Dans un autre registre, les scientifiques se sont intéressés aux bases génétiques de l'agressivité des abeilles. Toutes défendent leur ruche contre les prédateurs potentiels, mais certaines sous-espèces font preuve d'une pugnacité exacerbée. C'est notamment le cas de l'abeille dite africanisée, appellation malheureuse pour désigner une hybride issue du croisement, au Brésil, de l'abeille européenne avec une abeille d'origine africaine, souvent mise en cause en Amérique du Nord dans des attaques sur l'animal et l'homme. À la base de cette agressivité, on trouve une phéromone d'alarme émise par les abeilles sentinelles de la ruche lorsqu'elles détectent un danger. Cédric Alaux, chercheur l'Inra d'Avignon, a effectué son postdoctorat sur ce thème dans le laboratoire de Gene Robinson. Léquipe a tout d'abord réalisé des tests chez l'abeille européenne, qui a une réaction de défense immédiate au contact de la phéromone. Une heure après, alors que l'agression est terminée, sur les 7000 gènes qui s'expriment dans le cerveau de l'abeille, 300 à 400 gènes ont encore un niveau d'expression inhabituel. "Et cette différence d'expression persiste, explique Cédric Alaux. Conséquence : sur le long terme, ces abeilles sont plus facilement en état d'alerte. Une modification dont nous ne savons pas si elle est réversible". De la même façon, plus un être humain ou un groupe d'humains a été confronté à des dangers, plus il est sur ses gardes. Mais qu'en est-il pour l'abeille africanisée ? L'équipe a étudié des insectes qui n'avaient pas été exposés à la phéromone d'alarme. Surprise : les gènes de leur cerveau s'expriment de la même façon que ceux d'une d'abeille européenne soumise en permanence à la phéromone. Comme si une modification habituellement induite par l'environnement s'était fixée pour de bon dans le génome de l'abeille africanisée. Une modification qui pourrait relever de l'épigénétique. Enfin, l'équipe a comparé l'expression du génome des 2 abeilles. Elle a constaté que les gènes liés au comportement d'agressivité de manière héréditaire chez l'abeille africanisée sont les mêmes que ceux influencés par l'action de la phéromone chez l'européenne.
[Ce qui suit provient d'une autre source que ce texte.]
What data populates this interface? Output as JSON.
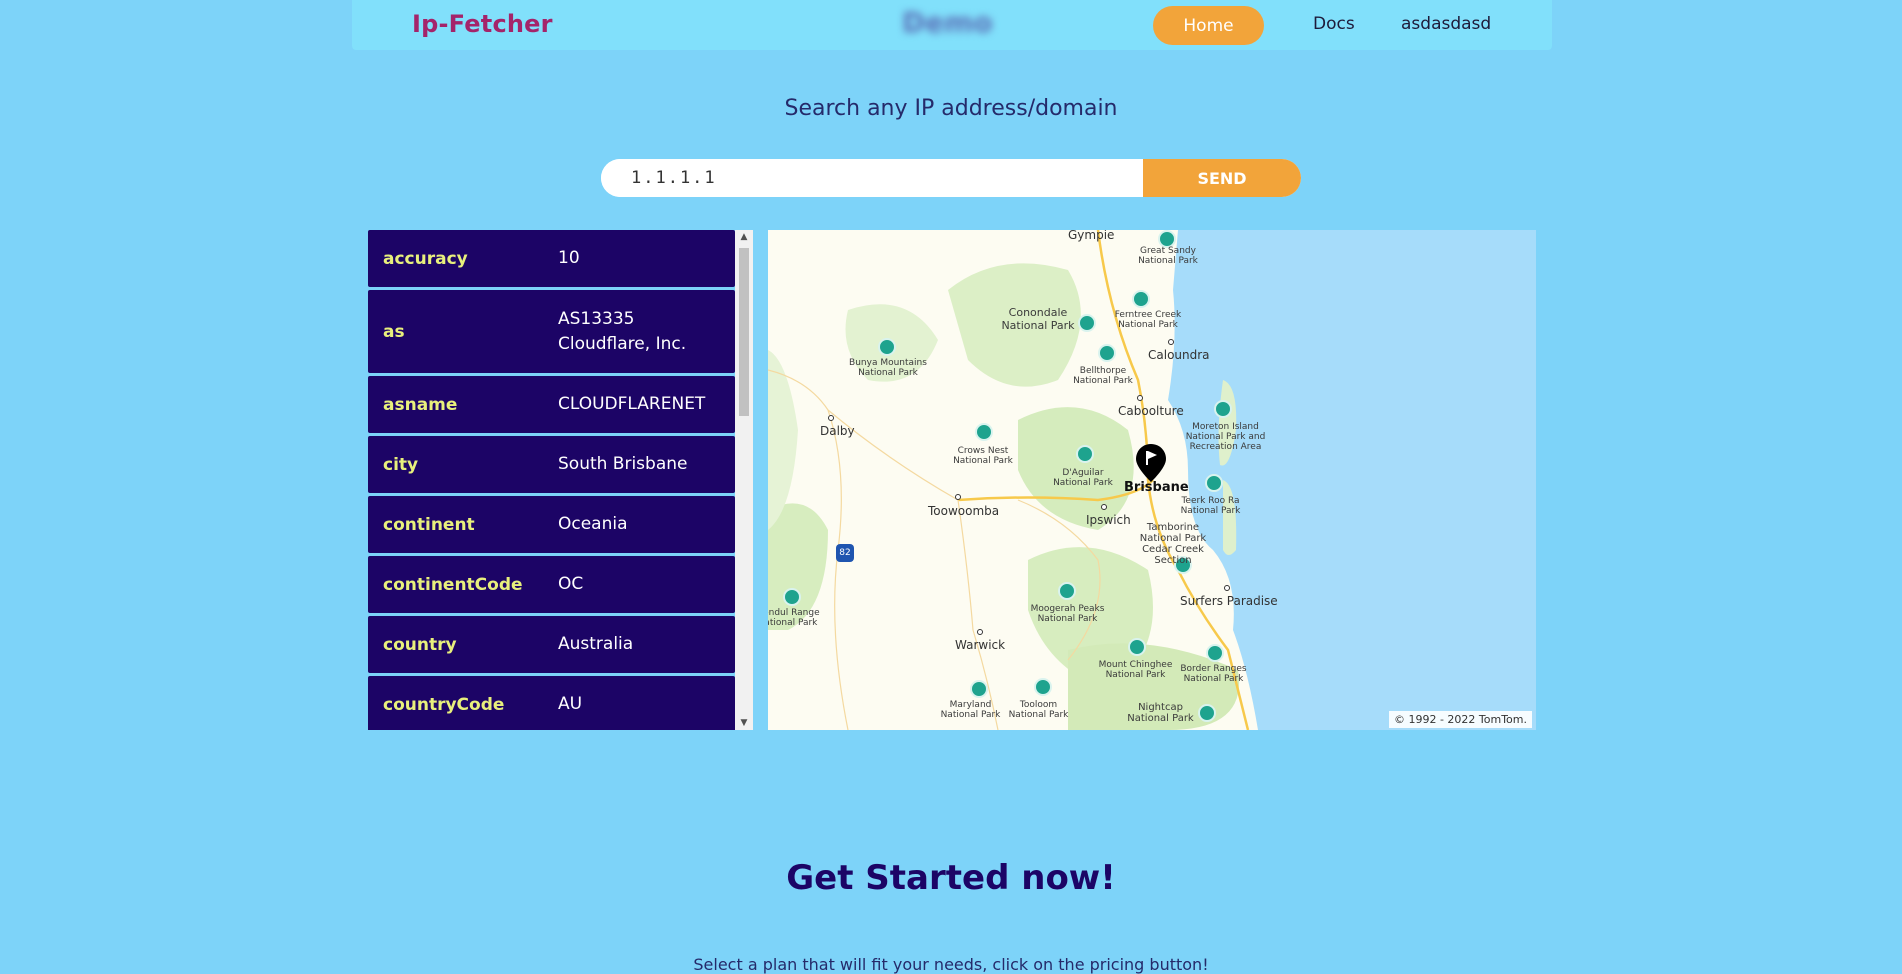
{
  "nav": {
    "brand": "Ip-Fetcher",
    "blurred_title": "Demo",
    "home_label": "Home",
    "docs_label": "Docs",
    "user_label": "asdasdasd"
  },
  "search": {
    "title": "Search any IP address/domain",
    "value": "1.1.1.1",
    "button_label": "SEND"
  },
  "results": [
    {
      "key": "accuracy",
      "value": "10"
    },
    {
      "key": "as",
      "value": "AS13335 Cloudflare, Inc."
    },
    {
      "key": "asname",
      "value": "CLOUDFLARENET"
    },
    {
      "key": "city",
      "value": "South Brisbane"
    },
    {
      "key": "continent",
      "value": "Oceania"
    },
    {
      "key": "continentCode",
      "value": "OC"
    },
    {
      "key": "country",
      "value": "Australia"
    },
    {
      "key": "countryCode",
      "value": "AU"
    }
  ],
  "map": {
    "places": {
      "gympie": "Gympie",
      "great_sandy": "Great Sandy National Park",
      "conondale": "Conondale National Park",
      "ferntree": "Ferntree Creek National Park",
      "caloundra": "Caloundra",
      "bunya": "Bunya Mountains National Park",
      "bellthorpe": "Bellthorpe National Park",
      "caboolture": "Caboolture",
      "dalby": "Dalby",
      "moreton": "Moreton Island National Park and Recreation Area",
      "crows_nest": "Crows Nest National Park",
      "daguilar": "D'Aguilar National Park",
      "brisbane": "Brisbane",
      "toowoomba": "Toowoomba",
      "ipswich": "Ipswich",
      "teerk": "Teerk Roo Ra National Park",
      "tamborine": "Tamborine National Park Cedar Creek Section",
      "highway": "82",
      "surfers": "Surfers Paradise",
      "mondul": "Mondul Range National Park",
      "moogerah": "Moogerah Peaks National Park",
      "warwick": "Warwick",
      "chinghee": "Mount Chinghee National Park",
      "border": "Border Ranges National Park",
      "maryland": "Maryland National Park",
      "tooloom": "Tooloom National Park",
      "nightcap": "Nightcap National Park"
    },
    "copyright": "© 1992 - 2022 TomTom."
  },
  "cta": {
    "title": "Get Started now!",
    "subtitle": "Select a plan that will fit your needs, click on the pricing button!"
  },
  "colors": {
    "background": "#7dd3f9",
    "accent": "#f2a43a",
    "row_bg": "#1c0466",
    "row_key": "#e8f07c",
    "brand": "#a4246a"
  }
}
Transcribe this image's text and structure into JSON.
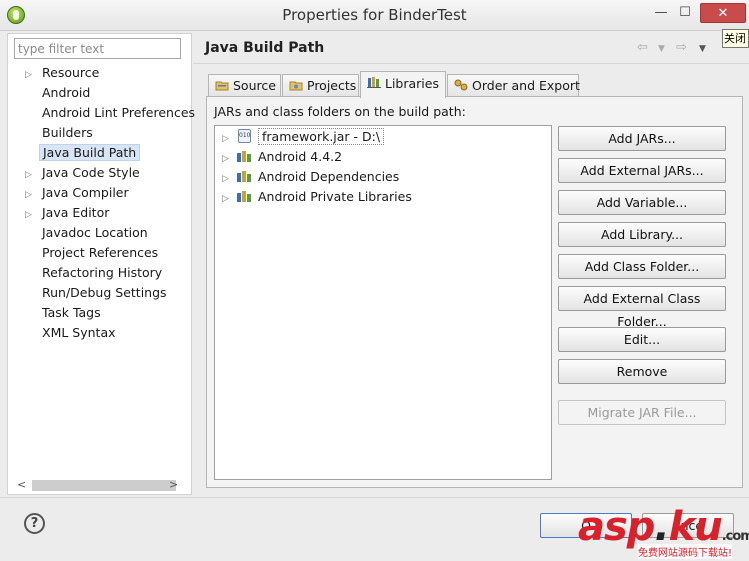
{
  "window": {
    "title": "Properties for BinderTest",
    "close_tooltip": "关闭",
    "minimize_glyph": "—",
    "maximize_glyph": "☐",
    "close_glyph": "✕"
  },
  "filter": {
    "placeholder": "type filter text",
    "value": ""
  },
  "nav_tree": [
    {
      "label": "Resource",
      "expandable": true
    },
    {
      "label": "Android",
      "expandable": false
    },
    {
      "label": "Android Lint Preferences",
      "expandable": false
    },
    {
      "label": "Builders",
      "expandable": false
    },
    {
      "label": "Java Build Path",
      "expandable": false,
      "selected": true
    },
    {
      "label": "Java Code Style",
      "expandable": true
    },
    {
      "label": "Java Compiler",
      "expandable": true
    },
    {
      "label": "Java Editor",
      "expandable": true
    },
    {
      "label": "Javadoc Location",
      "expandable": false
    },
    {
      "label": "Project References",
      "expandable": false
    },
    {
      "label": "Refactoring History",
      "expandable": false
    },
    {
      "label": "Run/Debug Settings",
      "expandable": false
    },
    {
      "label": "Task Tags",
      "expandable": false
    },
    {
      "label": "XML Syntax",
      "expandable": false
    }
  ],
  "page": {
    "title": "Java Build Path"
  },
  "tabs": [
    {
      "label": "Source",
      "icon": "source-folder-icon"
    },
    {
      "label": "Projects",
      "icon": "projects-folder-icon"
    },
    {
      "label": "Libraries",
      "icon": "libraries-icon",
      "active": true
    },
    {
      "label": "Order and Export",
      "icon": "order-export-icon"
    }
  ],
  "libraries": {
    "caption": "JARs and class folders on the build path:",
    "items": [
      {
        "label": "framework.jar - D:\\",
        "icon": "jar-icon"
      },
      {
        "label": "Android 4.4.2",
        "icon": "library-container-icon"
      },
      {
        "label": "Android Dependencies",
        "icon": "library-container-icon"
      },
      {
        "label": "Android Private Libraries",
        "icon": "library-container-icon"
      }
    ]
  },
  "buttons": {
    "add_jars": "Add JARs...",
    "add_external_jars": "Add External JARs...",
    "add_variable": "Add Variable...",
    "add_library": "Add Library...",
    "add_class_folder": "Add Class Folder...",
    "add_external_class_folder": "Add External Class Folder...",
    "edit": "Edit...",
    "remove": "Remove",
    "migrate_jar": "Migrate JAR File..."
  },
  "footer": {
    "help_glyph": "?",
    "ok_visible_fragment": "O",
    "cancel_visible_fragment": "ance"
  },
  "watermark": {
    "logo": "asp",
    "logo_dot": ".",
    "logo_end": "ku",
    "logo_suffix": ".com",
    "subtitle": "免费网站源码下载站!"
  },
  "colors": {
    "selection": "#d7e5f5",
    "close_button": "#c94c4c",
    "watermark_red": "#d8212b"
  }
}
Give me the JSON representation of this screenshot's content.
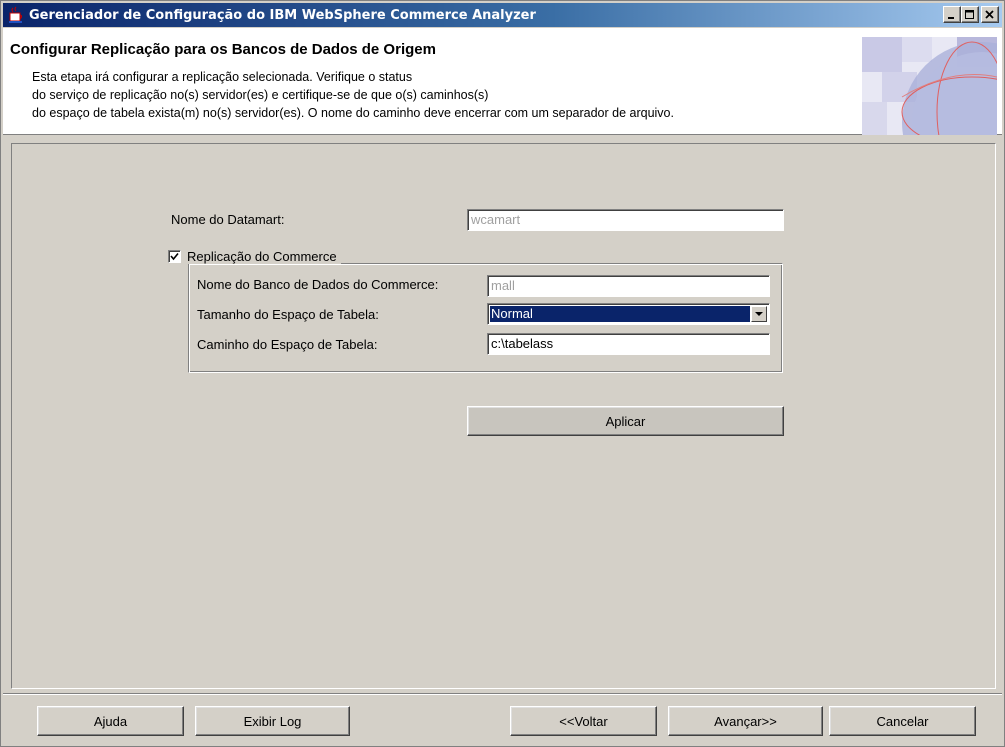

Dans ce cas au moins, le comportement social peut donc aussi bien relever de "l'inné" que de "l'acquis".

L'INNÉ ET L'ACQUIS RÉCONCILIÉS

Et revoici la sociobiologie, en version apaisée. Cette discipline, qui vise à étudier les sociétés animales à partir du présupposé que les comportements ont une base essentiellement biologique, traine une réputation sulfureuse, ses détracteurs l'ayant notamment accusée d'étayer des thèses racistes. Le biologiste Edward Osborne Wilson en a posé les fondements dans les années 1970. "Son modèle, parce qu'il était déterministe, s'est attiré les foudres des sociologues qui lui reprochaient de me pas prendre en compte l'influence de l'environnement social et culturel, en particulier chez les humains. Mais dans les années 2000, on a réalisé que le génome n'était pas immuable et que l'environnement jouait sur lui un grand rôle", explique Gene Robinson. Le chercheur envisage d'ouvrir un centre de recherches dédié à la "sociogénomique humaine", qui associerait des chercheurs en sciences humaines et sociales et en génomique. Objectif : montrer comment l'expression des gènes est influencée par les relations sociales et vice versa. L'inné et l'acquis enfin réconciliés ? Si c'était le cas, les abeilles y auront beaucoup contribué.